So the use of Facebook data was lauded as genius and now isn't. [1] Now you got me curious if the media would be saying all the same things if Cambridge helped the other candidate get elected.
Ben Shapiro is disingenuous by isolating Facebook data only. It's the combination of illicit Facebook data + fake news + Russia's APT that is at the heart of the problem. The fact that Facebook was warned about this and didn't work to solve their share of the problem is why they are criticized.
Disinformation of the public and spreading antagonizing rumor as fact was not invented yesterday. Assume all allegations and rumors are true, ride with it and see who looks more genuine.
Trump was destined for winning. His allure is not based on respect but grandiose dreams embedded in a nostalgic slogan. Without a politically-loaded surname he took the media by the balls and rode with it.
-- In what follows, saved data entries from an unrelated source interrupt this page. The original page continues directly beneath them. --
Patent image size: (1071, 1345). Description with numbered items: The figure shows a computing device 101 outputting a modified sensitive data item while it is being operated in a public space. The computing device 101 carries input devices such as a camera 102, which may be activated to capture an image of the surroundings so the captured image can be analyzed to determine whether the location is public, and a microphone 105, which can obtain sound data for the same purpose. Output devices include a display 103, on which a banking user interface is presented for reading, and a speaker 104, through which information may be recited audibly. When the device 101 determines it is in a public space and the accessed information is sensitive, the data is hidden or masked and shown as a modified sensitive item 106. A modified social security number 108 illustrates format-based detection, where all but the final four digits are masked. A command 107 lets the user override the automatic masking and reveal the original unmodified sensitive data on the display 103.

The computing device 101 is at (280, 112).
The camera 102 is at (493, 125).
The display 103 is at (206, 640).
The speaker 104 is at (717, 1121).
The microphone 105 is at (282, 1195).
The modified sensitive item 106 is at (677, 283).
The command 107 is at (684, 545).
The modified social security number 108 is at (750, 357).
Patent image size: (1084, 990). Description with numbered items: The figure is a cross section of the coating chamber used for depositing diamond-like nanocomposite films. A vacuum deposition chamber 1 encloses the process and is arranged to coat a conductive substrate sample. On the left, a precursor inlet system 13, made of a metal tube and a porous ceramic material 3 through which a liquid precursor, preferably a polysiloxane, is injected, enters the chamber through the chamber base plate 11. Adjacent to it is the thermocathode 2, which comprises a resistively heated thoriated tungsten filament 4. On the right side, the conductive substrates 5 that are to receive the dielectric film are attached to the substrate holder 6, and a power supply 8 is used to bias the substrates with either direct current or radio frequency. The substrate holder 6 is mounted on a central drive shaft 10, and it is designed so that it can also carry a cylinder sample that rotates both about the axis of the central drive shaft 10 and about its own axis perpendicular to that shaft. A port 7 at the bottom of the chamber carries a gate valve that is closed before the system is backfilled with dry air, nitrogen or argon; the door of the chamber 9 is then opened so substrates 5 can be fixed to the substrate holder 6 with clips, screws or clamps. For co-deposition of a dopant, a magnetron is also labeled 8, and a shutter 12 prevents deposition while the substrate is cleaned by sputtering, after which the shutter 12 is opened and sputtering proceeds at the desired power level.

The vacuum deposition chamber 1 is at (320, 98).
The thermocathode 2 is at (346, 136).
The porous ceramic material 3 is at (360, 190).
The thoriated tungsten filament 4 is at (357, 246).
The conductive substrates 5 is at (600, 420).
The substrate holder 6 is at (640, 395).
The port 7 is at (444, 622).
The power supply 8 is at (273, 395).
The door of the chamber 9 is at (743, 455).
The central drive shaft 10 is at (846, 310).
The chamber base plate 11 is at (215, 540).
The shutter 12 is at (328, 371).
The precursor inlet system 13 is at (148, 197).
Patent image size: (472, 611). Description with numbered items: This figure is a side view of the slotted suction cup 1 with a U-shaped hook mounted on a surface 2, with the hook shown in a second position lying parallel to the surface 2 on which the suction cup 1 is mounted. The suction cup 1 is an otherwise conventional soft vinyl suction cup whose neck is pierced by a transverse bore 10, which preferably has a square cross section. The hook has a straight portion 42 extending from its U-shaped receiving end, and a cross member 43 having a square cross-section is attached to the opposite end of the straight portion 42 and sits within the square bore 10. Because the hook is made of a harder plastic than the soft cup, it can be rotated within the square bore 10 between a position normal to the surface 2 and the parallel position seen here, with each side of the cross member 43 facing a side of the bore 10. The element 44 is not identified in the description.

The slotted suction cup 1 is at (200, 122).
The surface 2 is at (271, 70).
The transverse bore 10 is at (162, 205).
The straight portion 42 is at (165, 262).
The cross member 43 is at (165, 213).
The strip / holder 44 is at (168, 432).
My best guess as an outsider is that he found people apt at selling stuff and sold to the public he was. Personal defamation ("grab them by the", buffoon, meme-made-president) is a minuscule issue in the eye of the public compared to a classified information leak scandal, "Don't forget Benghazi" and poor health rumors.
Hillary IMHO was counting on an idealistic, emancipated America when the people were rather leaning towards isolationism and making America greater than the competition.
You're mostly right, I think, but I never actually heard Clinton articulate a theory of why someone would vote for her. Everyone had their own personal reason to vote for (or against) her, which one supposes is emblematic of our long-tail data-driven time, but did she ever come out and say e.g. "this is my vision of an idealist, emancipated America"?
I agree with you that such a vision is kind of a hard sell when compared with "Build the Wall!", "Lock her Up", and "Jobs!". Only the last of those base slogans ever appealed to me (not enough to make me vote for the cretin!), so I'm not disappointed that it's the only one that has happened so far.